[comp.sys.hp] Lots of zombies on HP-UX

tml@hemuli.atk.vtt.fi (Tor Lillqvist) (07/06/89)

We are experiencing lots of zombie processes on an HP9000 Series 800
running HP-UX 3.1 (the same occurred also in 2.1 and 3.01).  They are
all children of remshd (rshd in BSD) processes (which have no other
children).  All these remshds are sleeping on selwait.  We have a
configuration with a bunch of Series 300 workstations running X
clients on the 840.  Right now, for instance, there are 25 of these
zombies when the system has been up for three days, with perhaps ten
active workstation users.

What could be the problem?  Is there any cure, except writing a perl
script that scans ps now and then, and kills off remshd processes with
a zombie child? 
-- 
Tor Lillqvist
Technical Research Centre of Finland, Computing Services (VTT/ATK)
tml@hemuli.atk.vtt.fi [130.188.52.2]

jack@hpindda.HP.COM (Jack Repenning) (07/11/89)

I've seen persistent zombie children of remshd when people remsh
processes that they put into background, e.g.:

	       remsh m840 hpterm -display $DISPLAY \& &

If this is happening, you should find active processes belonging to
the same users (the hpterm, in the example).  These will be the
program started by the zombie (which was a shell).

Unfortunately, they'll be a little hard to track down from ps:
although they'll be in the same process group as the zombie, that's
not visible, and they'll show PPID of "1".

If this is your problem, then to make these zombies go away (and the
remshd, and the remsh back on the workstation as well), you need to
arrange to close stdin, stdout, and stderr on the "real" process
(again, the hpterm in the example).

Jack Repenning
jack@hpda.hp.com

scott@grlab.UUCP (Scott Blachowicz) (07/15/89)

/ grlab:comp.sys.hp / jack@hpindda.HP.COM (Jack Repenning) /  1:19 pm  Jul 10, 1989 /
> I've seen persistent zombie children of remshd when people remsh
> processes that they put into background, e.g.:
> 
>         remsh m840 hpterm -display $DISPLAY \& &
> 
> If this is happening, you should find active processes belonging to
> the same users (the hpterm, in the example).  These will be the
> program started by the zombie (which was a shell).

This isn't exactly the same problem you're seeing, but...
I got tired of seeing remshd hanging out in memory waiting on stuff, so 
I wrote a remsh replacement (I call qremsh) that just does the remote
schedule without wait & dies.
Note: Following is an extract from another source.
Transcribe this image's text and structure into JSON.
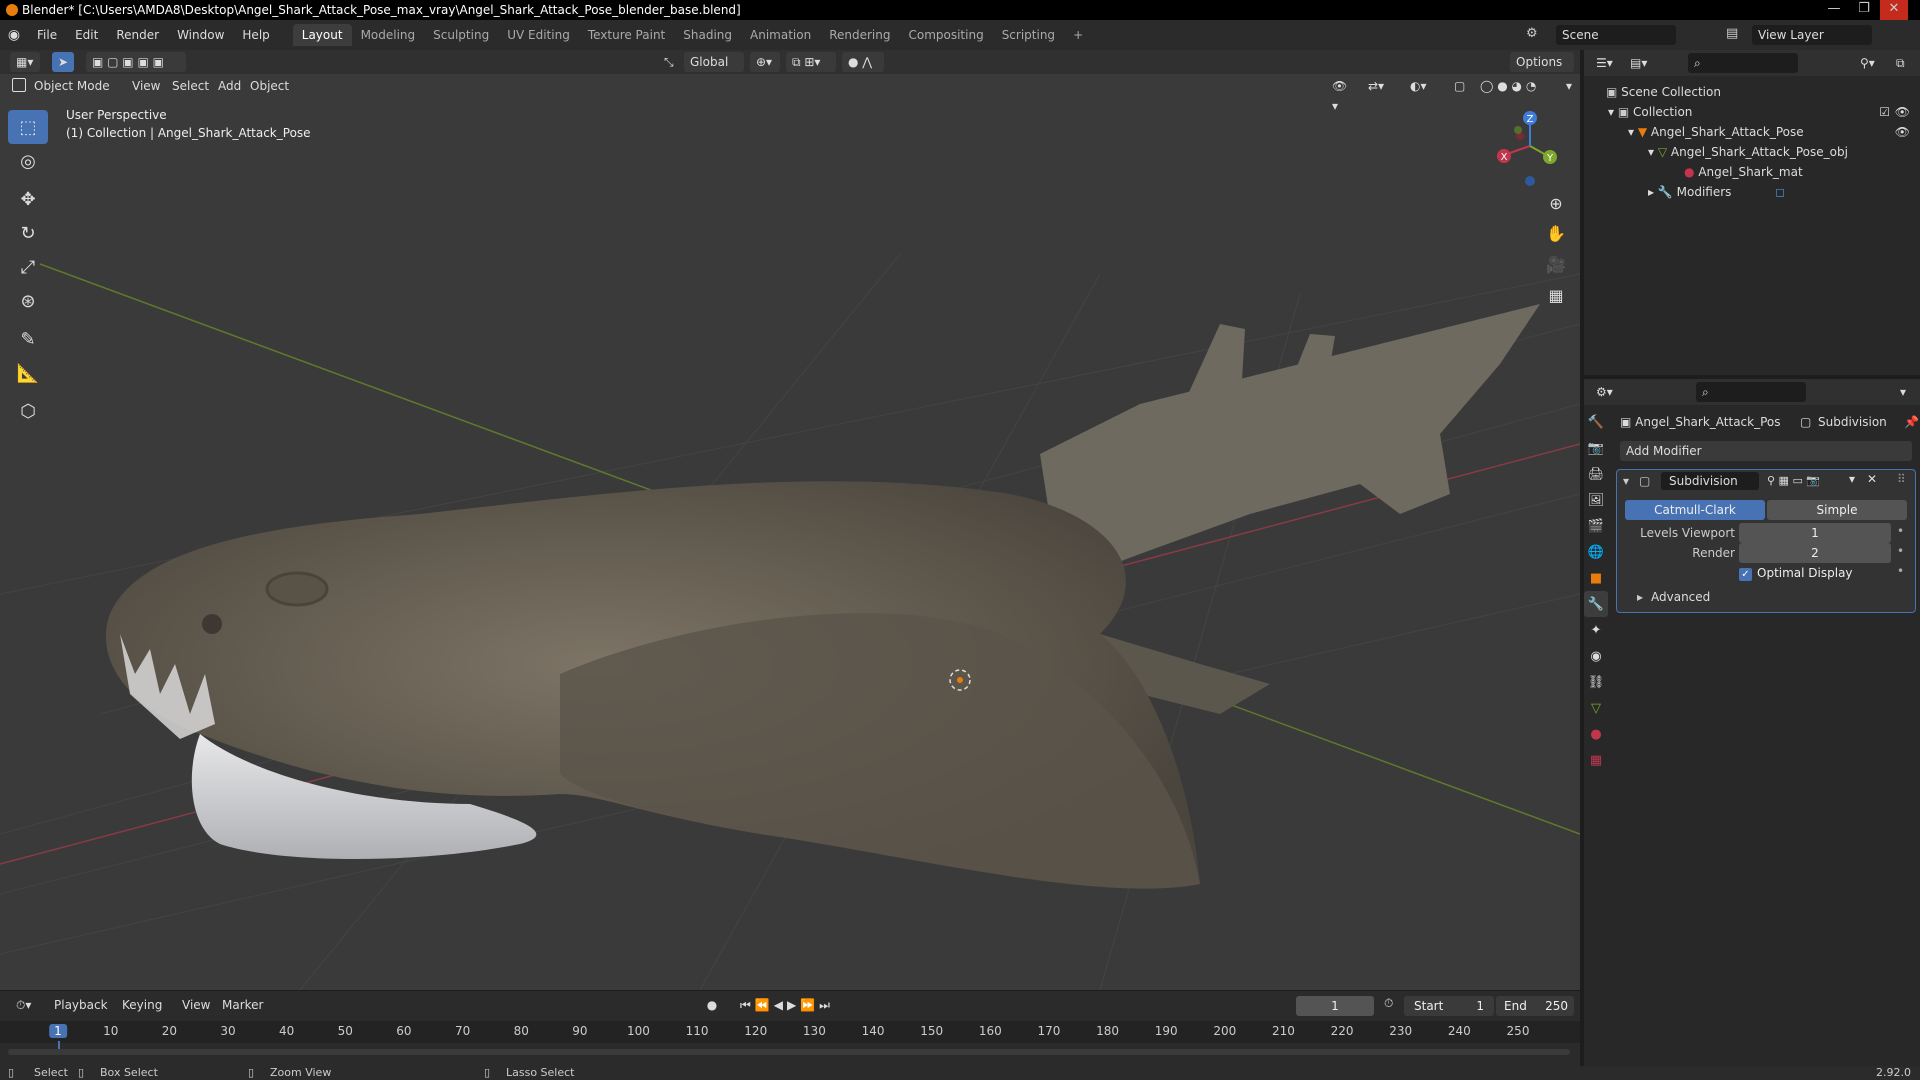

It closes off stdin/out/err before doing
the remote schedule (uses inetd). It was both an exercise in using the
network programming and conserving memory. I'm not sure if I'm missing
something, but it seems to work fine for what I want to do
(hpterm,xload,etc) since none of them care about stdin/out/err that they
inherit.

Let me know if you want it & I'll try to package it up.

Scott Blachowicz
USPS:  Graphicus                UUCP:    ...!hpubvwa!grlab!scott
       150 Lake Str S, #206     VoicePh: 206/828-4691
       Kirkland, WA 98033       FAX:     206/828-4236